Further addressing the nation’s relations with its allies, Bunce claimed that the U.S. has fostered renewed relationships with states such as Russia and Pakistan, whose domestic programs do not follow the U.S.’s ideals of democracy.

“If you are a friend of the United States, then [the U.S.] does not care about your domestic program. We care more about being friends than about political issues and that might be a costly trap to fall into,” Bunce said.

Another issue of security was America’s presence on military bases all over the world, Anderson said.

Military bases are located in several unstable countries, according to Anderson and are more vulnerable to attack than ever, even from military regimes supposedly friendly with the United States.

The discussion also shifted from the war on terror to the possibility of war in Iraq.

“Should we go to war with Iraq?” Strauss asked, then answered, “Saddam Hussein is a suicidal megalomaniac. He hates America and wants to harm it.”

Strauss claimed that Hussein would soon have the capability to work with outside terrorist groups, like Al Queda, to smuggle a weapon of mass destruction into the United States.

Prof. Maria Fanis, government, challenged Strauss.

“I think that you are collapsing two wars into one by using the legitimate cause for the war against terrorism to justify the war we want to start against Iraq.
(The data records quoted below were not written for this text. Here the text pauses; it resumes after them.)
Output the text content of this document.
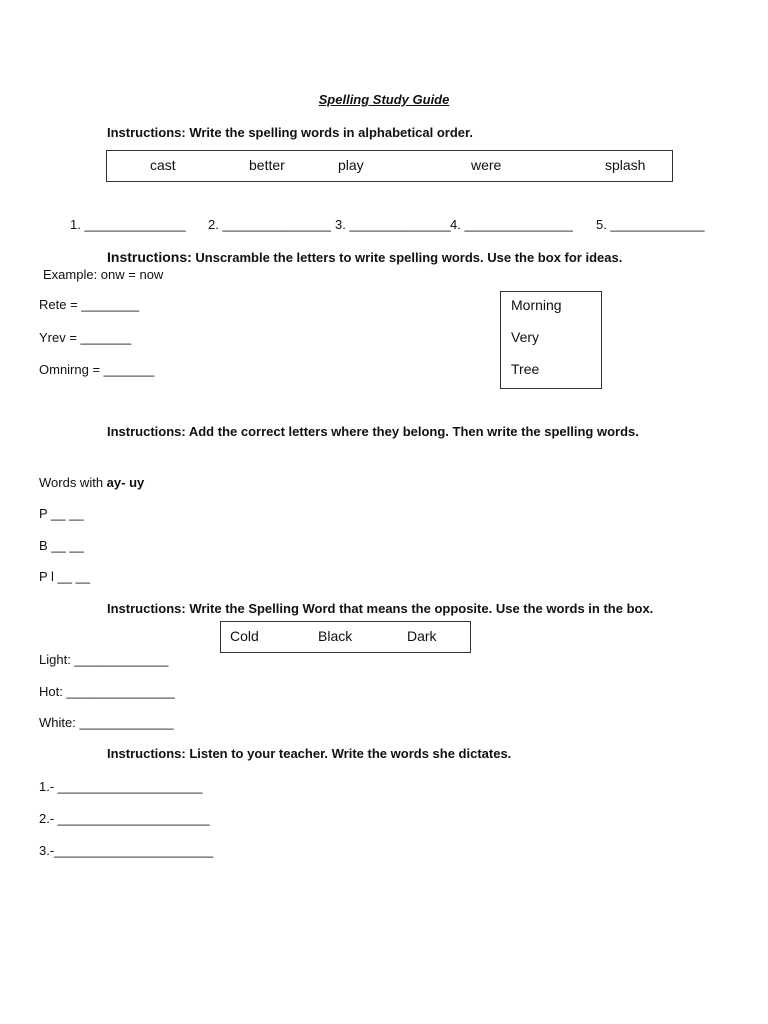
Spelling Study Guide
Instructions: Write the spelling words in alphabetical order.
cast	better	play	were	splash
1. ______________ 2. _______________ 3. ______________ 4. _______________ 5. _____________
Instructions: Unscramble the letters to write spelling words. Use the box for ideas.
Example: onw = now
Rete = ________
Yrev = _______
Omnirng = _______
Morning
Very
Tree
Instructions: Add the correct letters where they belong. Then write the spelling words.
Words with ay- uy
P __ __
B __ __
P l __ __
Instructions: Write the Spelling Word that means the opposite. Use the words in the box.
Cold	Black	Dark
Light: _____________
Hot: _______________
White: _____________
Instructions: Listen to your teacher. Write the words she dictates.
1.- ____________________
2.- _____________________
3.-______________________
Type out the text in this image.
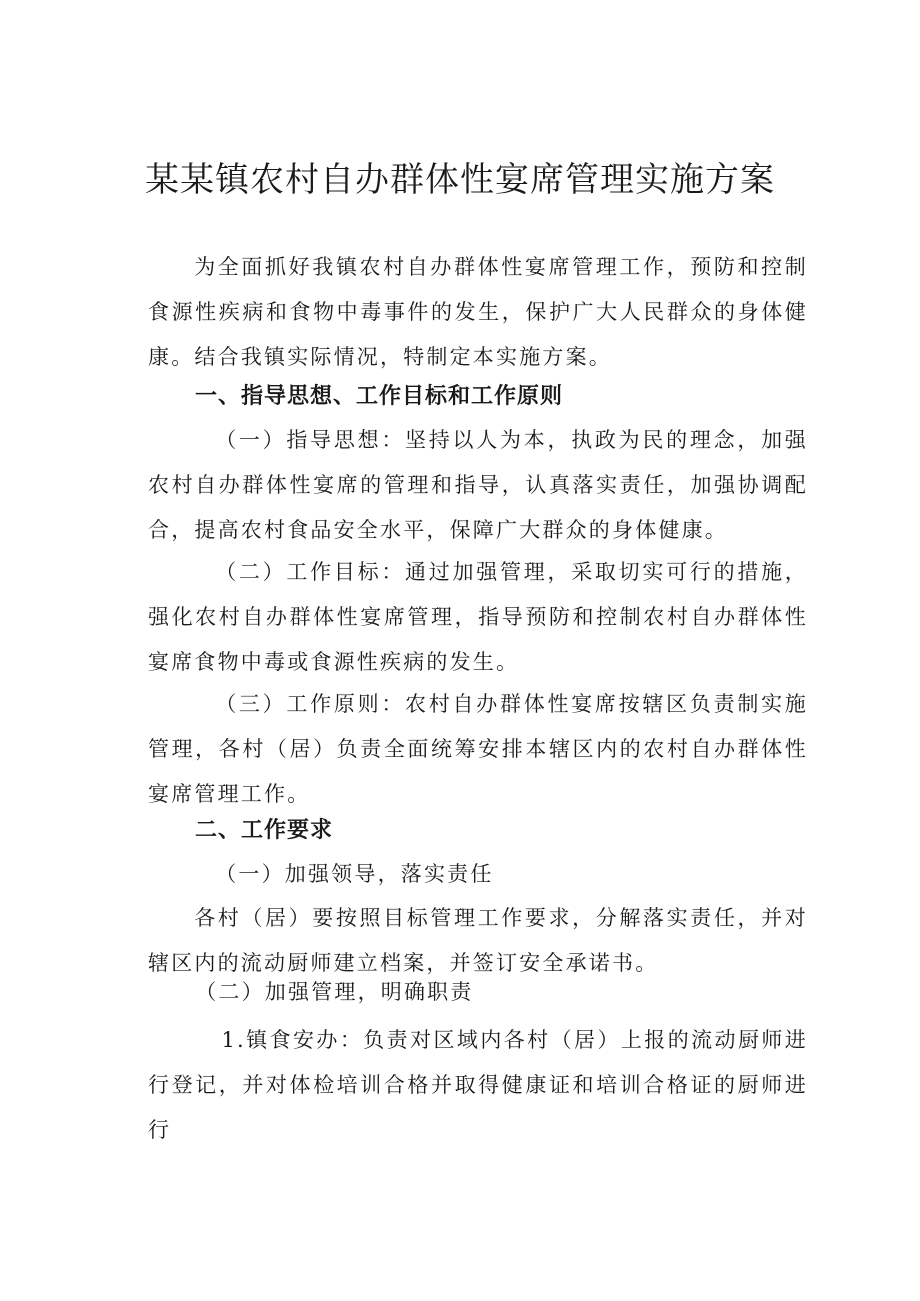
某某镇农村自办群体性宴席管理实施方案
为全面抓好我镇农村自办群体性宴席管理工作，预防和控制食源性疾病和食物中毒事件的发生，保护广大人民群众的身体健康。结合我镇实际情况，特制定本实施方案。
一、指导思想、工作目标和工作原则
（一）指导思想：坚持以人为本，执政为民的理念，加强农村自办群体性宴席的管理和指导，认真落实责任，加强协调配合，提高农村食品安全水平，保障广大群众的身体健康。
（二）工作目标：通过加强管理，采取切实可行的措施，强化农村自办群体性宴席管理，指导预防和控制农村自办群体性宴席食物中毒或食源性疾病的发生。
（三）工作原则：农村自办群体性宴席按辖区负责制实施管理，各村（居）负责全面统筹安排本辖区内的农村自办群体性宴席管理工作。
二、工作要求
（一）加强领导，落实责任
各村（居）要按照目标管理工作要求，分解落实责任，并对辖区内的流动厨师建立档案，并签订安全承诺书。
（二）加强管理，明确职责
1.镇食安办：负责对区域内各村（居）上报的流动厨师进行登记，并对体检培训合格并取得健康证和培训合格证的厨师进行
In my mind these are two different wars,” Fanis said.

Fanis suggested that forcing Hussein to accept the return of weapons inspectors might be an acceptable alternative.

“It would be very hard to ensure security with an inspections team,” Strauss said.

According to Strauss, Hussein has attempted to hide his programs for mass destruction and would do it again.

Another important issue was raised by a member of the audience.

Robin Messing, an employee in Olin Library asked the panel what would replace the principle of mutual assured destruction introduced during the Cold War.

The idea behind mutual assured destruction was that if the United States were to launch a nuclear attack on Russia, then Russia would retaliate immediately in kind. Many believe this principle helped prevent nuclear war.

“Who could we retaliate against? What replaces mutual assured destruction?” Messing asked.

“I don’t think we have one,” Bunce said. “Any kind of balanced system I cannot imagine.”